Vinod has found zero-day vulnerabilities in WordPress, one of the most popular content management system. This allowed WordPress to take note of these vulnerabilities before they could affect the scores of WordPress users.

Joomla is another popular content management system that had undetected zero-days. Vinod discovered, reported, and helped rectify these zero-days.

Session fixation is a method of exploitation where the application doesn’t invalidate or close sessions or has some inconsistencies in the way in which it handles multiple sessions of a user. These inconsistencies between sessions can pave the way for attackers to perform a simple SQL injection to gain access to the web application.

W3Schools is a platform where thousands of users visit to learn every day. The website uses embedded elements within iframes in almost every page.

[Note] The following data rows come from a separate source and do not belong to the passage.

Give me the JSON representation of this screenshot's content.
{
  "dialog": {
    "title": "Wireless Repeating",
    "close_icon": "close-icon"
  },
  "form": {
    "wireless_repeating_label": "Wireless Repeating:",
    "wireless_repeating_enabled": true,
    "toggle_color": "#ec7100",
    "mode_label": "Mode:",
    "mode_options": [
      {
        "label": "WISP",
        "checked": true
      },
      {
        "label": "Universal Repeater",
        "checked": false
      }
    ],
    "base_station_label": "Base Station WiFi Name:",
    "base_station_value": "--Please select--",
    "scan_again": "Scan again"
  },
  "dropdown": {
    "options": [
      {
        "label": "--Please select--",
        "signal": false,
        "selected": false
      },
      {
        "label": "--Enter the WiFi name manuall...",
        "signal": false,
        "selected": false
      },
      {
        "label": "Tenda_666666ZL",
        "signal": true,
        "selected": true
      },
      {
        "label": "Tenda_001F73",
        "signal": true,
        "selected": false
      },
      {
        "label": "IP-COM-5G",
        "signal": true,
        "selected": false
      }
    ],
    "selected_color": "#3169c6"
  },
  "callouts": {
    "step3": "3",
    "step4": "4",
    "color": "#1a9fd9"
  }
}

Vinod identified an iframe vulnerability where a hacker could easily replace the destination of the iframe and redirect users to a malicious website.

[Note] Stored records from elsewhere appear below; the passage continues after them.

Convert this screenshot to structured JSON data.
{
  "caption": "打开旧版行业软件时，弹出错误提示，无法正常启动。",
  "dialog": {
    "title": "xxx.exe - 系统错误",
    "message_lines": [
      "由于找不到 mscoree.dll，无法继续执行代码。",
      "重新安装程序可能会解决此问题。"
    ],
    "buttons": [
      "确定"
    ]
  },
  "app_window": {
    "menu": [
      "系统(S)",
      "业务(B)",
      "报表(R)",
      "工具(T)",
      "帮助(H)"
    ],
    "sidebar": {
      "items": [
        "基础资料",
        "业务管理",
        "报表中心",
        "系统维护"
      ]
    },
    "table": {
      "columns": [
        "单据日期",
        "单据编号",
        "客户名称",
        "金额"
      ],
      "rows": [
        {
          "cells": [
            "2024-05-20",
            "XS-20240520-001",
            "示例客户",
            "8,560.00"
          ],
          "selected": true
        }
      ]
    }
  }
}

Vinod has also contributed to the security of system security software. BitDefender, an antivirus software developed by the Romania based BitDefender, LLC, had a vulnerability that hackers could use to manoeuvre a series of blind attacks that leverage how the software responds to each query. Vinod discovered and reported it to the company.

BSNL had an SQL database vulnerability where the database is attacked with random inputs to elicit responses (error messages) to determine its structure, which can then be used to exploit it. Vinod discovered and reported this vulnerability in 2010.

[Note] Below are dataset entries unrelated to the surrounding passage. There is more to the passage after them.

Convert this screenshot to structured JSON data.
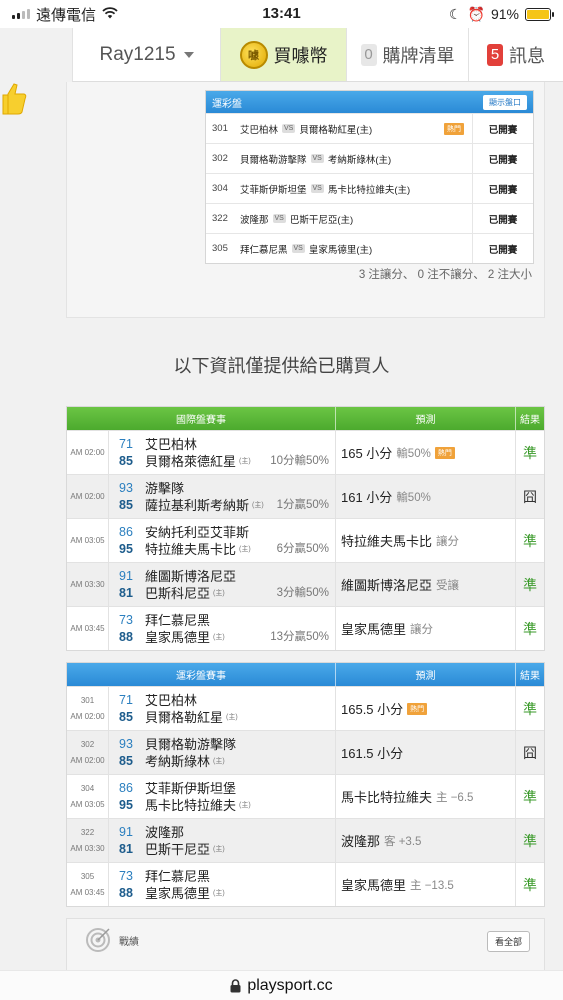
{
  "status_bar": {
    "carrier": "遠傳電信",
    "time": "13:41",
    "battery": "91%"
  },
  "nav": {
    "username": "Ray1215",
    "buy_label": "買噱幣",
    "coin_glyph": "噱",
    "cart_count": "0",
    "cart_label": "購牌清單",
    "msg_count": "5",
    "msg_label": "訊息"
  },
  "lotto_panel": {
    "title": "運彩盤",
    "toggle_label": "顯示盤口",
    "vs_label": "VS",
    "hot_label": "熱門",
    "rows": [
      {
        "num": "301",
        "away": "艾巴柏林",
        "home": "貝爾格勒紅星(主)",
        "hot": true,
        "state": "已開賽"
      },
      {
        "num": "302",
        "away": "貝爾格勒游擊隊",
        "home": "考納斯綠林(主)",
        "hot": false,
        "state": "已開賽"
      },
      {
        "num": "304",
        "away": "艾菲斯伊斯坦堡",
        "home": "馬卡比特拉維夫(主)",
        "hot": false,
        "state": "已開賽"
      },
      {
        "num": "322",
        "away": "波隆那",
        "home": "巴斯干尼亞(主)",
        "hot": false,
        "state": "已開賽"
      },
      {
        "num": "305",
        "away": "拜仁慕尼黑",
        "home": "皇家馬德里(主)",
        "hot": false,
        "state": "已開賽"
      }
    ],
    "summary": "3 注讓分、 0 注不讓分、 2 注大小"
  },
  "info_title": "以下資訊僅提供給已購買人",
  "intl_table": {
    "headers": {
      "match": "國際盤賽事",
      "pred": "預測",
      "result": "結果"
    },
    "rows": [
      {
        "time": "AM 02:00",
        "away_score": "71",
        "away": "艾巴柏林",
        "home_score": "85",
        "home": "貝爾格萊德紅星",
        "home_tag": "(主)",
        "handicap": "10分輸50%",
        "pick": "165 小分",
        "pick_note": "輸50%",
        "hot": true,
        "result": "準",
        "hit": true
      },
      {
        "time": "AM 02:00",
        "away_score": "93",
        "away": "游擊隊",
        "home_score": "85",
        "home": "薩拉基利斯考納斯",
        "home_tag": "(主)",
        "handicap": "1分贏50%",
        "pick": "161 小分",
        "pick_note": "輸50%",
        "hot": false,
        "result": "囧",
        "hit": false
      },
      {
        "time": "AM 03:05",
        "away_score": "86",
        "away": "安納托利亞艾菲斯",
        "home_score": "95",
        "home": "特拉維夫馬卡比",
        "home_tag": "(主)",
        "handicap": "6分贏50%",
        "pick": "特拉維夫馬卡比",
        "pick_note": "讓分",
        "hot": false,
        "result": "準",
        "hit": true
      },
      {
        "time": "AM 03:30",
        "away_score": "91",
        "away": "維圖斯博洛尼亞",
        "home_score": "81",
        "home": "巴斯科尼亞",
        "home_tag": "(主)",
        "handicap": "3分輸50%",
        "pick": "維圖斯博洛尼亞",
        "pick_note": "受讓",
        "hot": false,
        "result": "準",
        "hit": true
      },
      {
        "time": "AM 03:45",
        "away_score": "73",
        "away": "拜仁慕尼黑",
        "home_score": "88",
        "home": "皇家馬德里",
        "home_tag": "(主)",
        "handicap": "13分贏50%",
        "pick": "皇家馬德里",
        "pick_note": "讓分",
        "hot": false,
        "result": "準",
        "hit": true
      }
    ]
  },
  "lotto_table": {
    "headers": {
      "match": "運彩盤賽事",
      "pred": "預測",
      "result": "結果"
    },
    "rows": [
      {
        "num": "301",
        "time": "AM 02:00",
        "away_score": "71",
        "away": "艾巴柏林",
        "home_score": "85",
        "home": "貝爾格勒紅星",
        "home_tag": "(主)",
        "pick": "165.5 小分",
        "pick_note": "",
        "hot": true,
        "result": "準",
        "hit": true
      },
      {
        "num": "302",
        "time": "AM 02:00",
        "away_score": "93",
        "away": "貝爾格勒游擊隊",
        "home_score": "85",
        "home": "考納斯綠林",
        "home_tag": "(主)",
        "pick": "161.5 小分",
        "pick_note": "",
        "hot": false,
        "result": "囧",
        "hit": false
      },
      {
        "num": "304",
        "time": "AM 03:05",
        "away_score": "86",
        "away": "艾菲斯伊斯坦堡",
        "home_score": "95",
        "home": "馬卡比特拉維夫",
        "home_tag": "(主)",
        "pick": "馬卡比特拉維夫",
        "pick_note": "主 −6.5",
        "hot": false,
        "result": "準",
        "hit": true
      },
      {
        "num": "322",
        "time": "AM 03:30",
        "away_score": "91",
        "away": "波隆那",
        "home_score": "81",
        "home": "巴斯干尼亞",
        "home_tag": "(主)",
        "pick": "波隆那",
        "pick_note": "客 +3.5",
        "hot": false,
        "result": "準",
        "hit": true
      },
      {
        "num": "305",
        "time": "AM 03:45",
        "away_score": "73",
        "away": "拜仁慕尼黑",
        "home_score": "88",
        "home": "皇家馬德里",
        "home_tag": "(主)",
        "pick": "皇家馬德里",
        "pick_note": "主 −13.5",
        "hot": false,
        "result": "準",
        "hit": true
      }
    ]
  },
  "record": {
    "label": "戰績",
    "view_all": "看全部"
  },
  "url_bar": {
    "domain": "playsport.cc"
  },
  "colors": {
    "green_header": "#4caa2e",
    "blue_header": "#2a8ad6",
    "hit": "#3a9a2a",
    "badge_red": "#e2403a"
  }
}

Virgin Media, a leading telecommunication company based out of the UK also had an SQL injection vulnerability in its web application which was found by Vinod in 2013 and later rectified.

A stored cross site script is a malicious script (code) that is injected into a user’s browser by faking trustworthiness, usually possible because of inadequate processing of user inputs by a web application. PBBoard Forum, a forum where large number of users interact, and one which receives a large number of user inputs was susceptible to this attack. Vinod helped to rectify this vulnerability.

By performing a directory traversal attack, a malicious user is able to access restricted directories, files, and folders which they do not otherwise have access to on the server. Vinod found one such loophole in a popular e-commerce portal’s website in 2013 that was later patched.

The PHPAuction script is a widely used script on auction-based websites that, if implemented without standard security procedures will allow hackers to execute malicious codes even by using third party hosts to access restricted files or gain an administrator’s control. Vinod has identified one such vulnerability in a website that uses the PHPAuction script.

Vinod hacked into a Job website that uses the PHPJobSite script to determine its resistant to attacks. He identified and helped resolve a session hijacking vulnerability that involves hijacking incomplete or truncated sessions that are not fully closed by predicting cookies stored on a system from the incomplete session.

PHPinstant Gallery script is a photo gallery script used on websites across the internet. HTTP requests such as clicking on a photo from the gallery can be taken advantage of to run a malicious script in response to the request (Reflective XSS) or it could be stored on the website and could simply be run when the user visits the website (Stored XSS). Vinod has helped resolve both these vulnerabilities in the PHPinstant Gallery script.